CoQ10 and Prednisone in Non-Ambulatory DMD

Overview

This study will help determine if CoQ10 and prednisone, alone and as a combination decrease the decline in cardiopulmonary and skeletal muscle function that occurs in the wheelchair confined phase of DMD. Participants who are enrolled in this study should not have taken any corticosteroids within the last six months. This is a 13-month, prospective, randomized study comparing a daily prednisone arm (0.75mg/kg/day), a CoQ10 arm (serum of greater than 2.5 ug/mL) and a combination arm (prednisone and CoQ10) with an enhanced standard of care arm in wheelchair confined males age 10 to 18 years with an established DMD diagnosis.

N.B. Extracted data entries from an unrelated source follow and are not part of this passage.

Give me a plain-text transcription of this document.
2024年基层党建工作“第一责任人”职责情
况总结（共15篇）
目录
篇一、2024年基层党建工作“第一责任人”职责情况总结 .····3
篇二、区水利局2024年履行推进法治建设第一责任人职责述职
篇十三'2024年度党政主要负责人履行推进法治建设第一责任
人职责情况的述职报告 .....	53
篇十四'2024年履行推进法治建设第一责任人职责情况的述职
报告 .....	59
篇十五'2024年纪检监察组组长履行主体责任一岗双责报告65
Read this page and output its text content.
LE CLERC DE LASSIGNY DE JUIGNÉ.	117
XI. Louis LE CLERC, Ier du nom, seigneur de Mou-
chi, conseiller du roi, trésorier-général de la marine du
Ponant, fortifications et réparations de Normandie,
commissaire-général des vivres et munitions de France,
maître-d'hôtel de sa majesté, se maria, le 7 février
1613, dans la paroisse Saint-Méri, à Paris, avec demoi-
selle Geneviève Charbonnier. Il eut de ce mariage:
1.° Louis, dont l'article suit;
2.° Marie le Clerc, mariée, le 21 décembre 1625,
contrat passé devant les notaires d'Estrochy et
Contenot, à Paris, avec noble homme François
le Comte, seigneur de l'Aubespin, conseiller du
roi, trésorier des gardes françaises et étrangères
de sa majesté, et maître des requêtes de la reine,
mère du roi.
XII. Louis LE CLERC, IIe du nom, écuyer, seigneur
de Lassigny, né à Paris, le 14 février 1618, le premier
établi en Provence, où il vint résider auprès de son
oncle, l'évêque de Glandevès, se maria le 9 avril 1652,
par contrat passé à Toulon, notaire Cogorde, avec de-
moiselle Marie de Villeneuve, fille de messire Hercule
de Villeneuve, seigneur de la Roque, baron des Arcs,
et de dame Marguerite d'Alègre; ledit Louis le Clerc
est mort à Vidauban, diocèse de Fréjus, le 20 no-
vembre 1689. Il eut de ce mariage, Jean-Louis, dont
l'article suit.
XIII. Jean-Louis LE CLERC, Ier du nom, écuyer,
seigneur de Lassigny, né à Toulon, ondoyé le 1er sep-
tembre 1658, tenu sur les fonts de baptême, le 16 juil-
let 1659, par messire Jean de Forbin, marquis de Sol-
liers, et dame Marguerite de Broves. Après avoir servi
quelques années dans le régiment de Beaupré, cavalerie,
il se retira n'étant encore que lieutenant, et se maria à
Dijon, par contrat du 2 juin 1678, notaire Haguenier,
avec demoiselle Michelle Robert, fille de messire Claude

Duchenne muscular dystrophy (DMD) is the most common form of muscular dystrophy affecting 1:3500 male births worldwide. Despite an increase in our understanding of the disorder since the discovery and characterization of the causative gene and its product dystrophin in 1987, current therapeutic management remains largely supportive. Improvement in the treatment of DMD will depend upon the development of better therapies. Affected boys become symptomatic at 3 to 5 years of age with proximal leg weakness that impairs mobility, ability to get up from a squat, and precludes a normal ability to run. By 8 years of age, some affected boys begin to lose the ability to walk and resort to a wheelchair for mobility. This shift from the ambulant to non-ambulant phase occurs in all boys with a diagnosis of DMD by age 12 years. In this study, participants will be randomized into groups after being screened to determine eligibility. Participants will then be followed for a 12-month investigation period.